第18話 打算

 ──校長室。


 入学して間もないころ、校内見学の一環として入った記憶はあるけれど、それ以降は一度も入ったことない……と、記憶してる。

 ふかふかの厚い絨毯、高価な木材で造られた、ニスでてかてかの重厚な机。

 その向こうに座る、額が脂ぎっててかてかの、すっかり髪が薄くなった肥満体の校長先生。

 入学したころは、もっとフサフサだったはずだけれど……。

 冬季の樹木が葉を散らすように、その頭は寂しげ。

 樹木と違うのは、来春になってもフサフサに戻らないところ。

 その点エクイテスさんは、この先何十万年……いえ、何百万年もフサフサでいそうだけれど……。

 平凡な一市民のわたしには、寿命的にそれは確認できない……。


「さ、リーデルくん。に座って座って」


 校長先生の机の手前には、来客用の細長いテーブルと、それを挟む二人掛けのソファー一対。

 それぞれに、クラッラお姉様と、ユンユが先んじて着席中。

 これはいったい、どういう状況なのだろう……。

 とりあえず、座るならばユンユの隣……。

 クラッラお姉様からは、幼少のころから頭を叩かれてきたから、いまでも隣に座るのを本能的に避けてしまう……。

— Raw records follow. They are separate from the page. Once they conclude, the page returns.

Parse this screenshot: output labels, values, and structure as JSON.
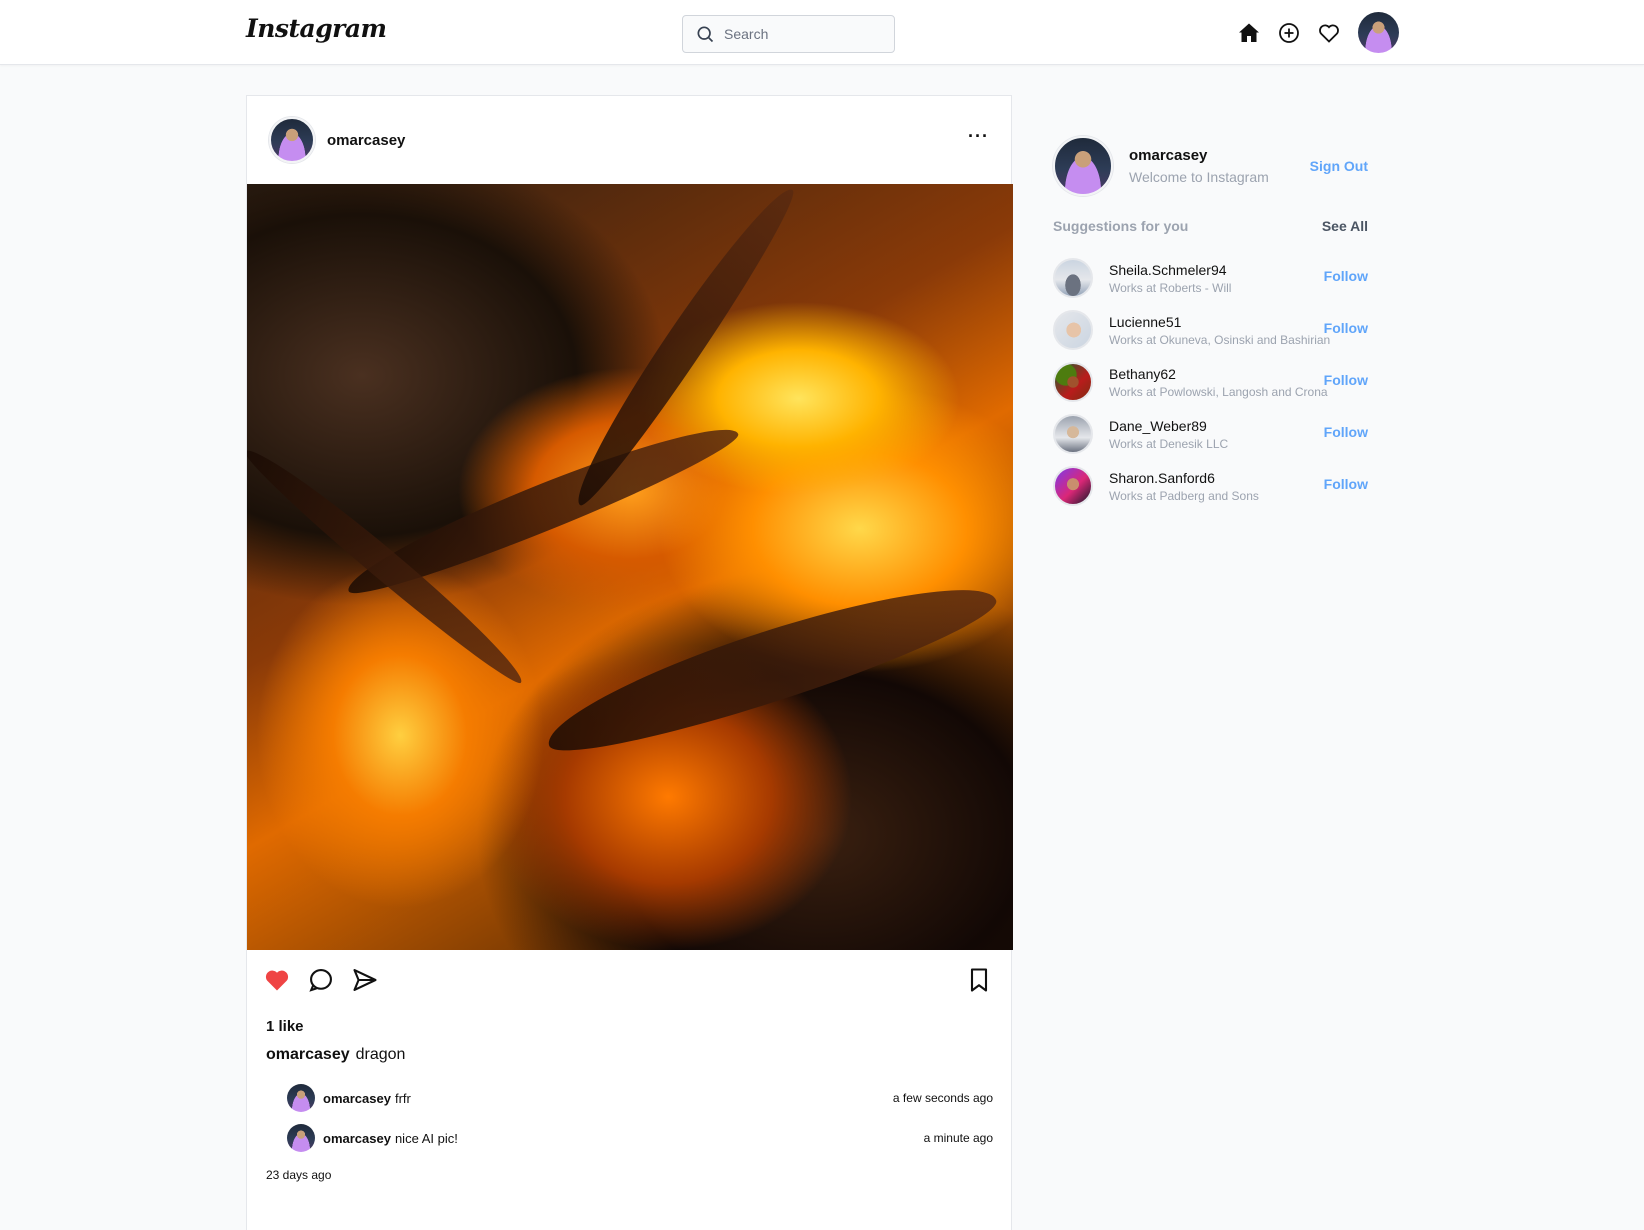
{
  "header": {
    "logo": "Instagram",
    "search_placeholder": "Search",
    "icons": [
      "home-icon",
      "add-post-icon",
      "heart-icon"
    ]
  },
  "post": {
    "username": "omarcasey",
    "more_label": "···",
    "image_alt": "dragon",
    "liked": true,
    "likes_text": "1 like",
    "caption_user": "omarcasey",
    "caption_text": "dragon",
    "comments": [
      {
        "user": "omarcasey",
        "text": "frfr",
        "time": "a few seconds ago"
      },
      {
        "user": "omarcasey",
        "text": "nice AI pic!",
        "time": "a minute ago"
      }
    ],
    "date": "23 days ago",
    "colors": {
      "like": "#ef4444"
    }
  },
  "sidebar": {
    "me": {
      "username": "omarcasey",
      "subtitle": "Welcome to Instagram",
      "signout_label": "Sign Out"
    },
    "suggestions_title": "Suggestions for you",
    "see_all_label": "See All",
    "suggestions": [
      {
        "username": "Sheila.Schmeler94",
        "work": "Works at Roberts - Will",
        "follow": "Follow"
      },
      {
        "username": "Lucienne51",
        "work": "Works at Okuneva, Osinski and Bashirian",
        "follow": "Follow"
      },
      {
        "username": "Bethany62",
        "work": "Works at Powlowski, Langosh and Crona",
        "follow": "Follow"
      },
      {
        "username": "Dane_Weber89",
        "work": "Works at Denesik LLC",
        "follow": "Follow"
      },
      {
        "username": "Sharon.Sanford6",
        "work": "Works at Padberg and Sons",
        "follow": "Follow"
      }
    ],
    "colors": {
      "accent": "#60a5fa",
      "muted": "#9ca3af"
    }
  }
}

「いやいや、豪族スティングレー家の艶やかなご息女揃い踏みとは、校長のわたしも緊張しますな。そうそう、卒業生のローンくんも、わが校屈指の淑女でありましたな」


 校長先生、突然のわが姉妹招集、からの謎のおべんちゃら。

 けれどローンお姉様が、わが校創立以来の屈指の淑女というのは事実。

 いまは亡きお母様からふんだんに授かった美貌、洗練された立ち居振る舞い、分け隔てなく与えられる柔和な言葉と笑顔。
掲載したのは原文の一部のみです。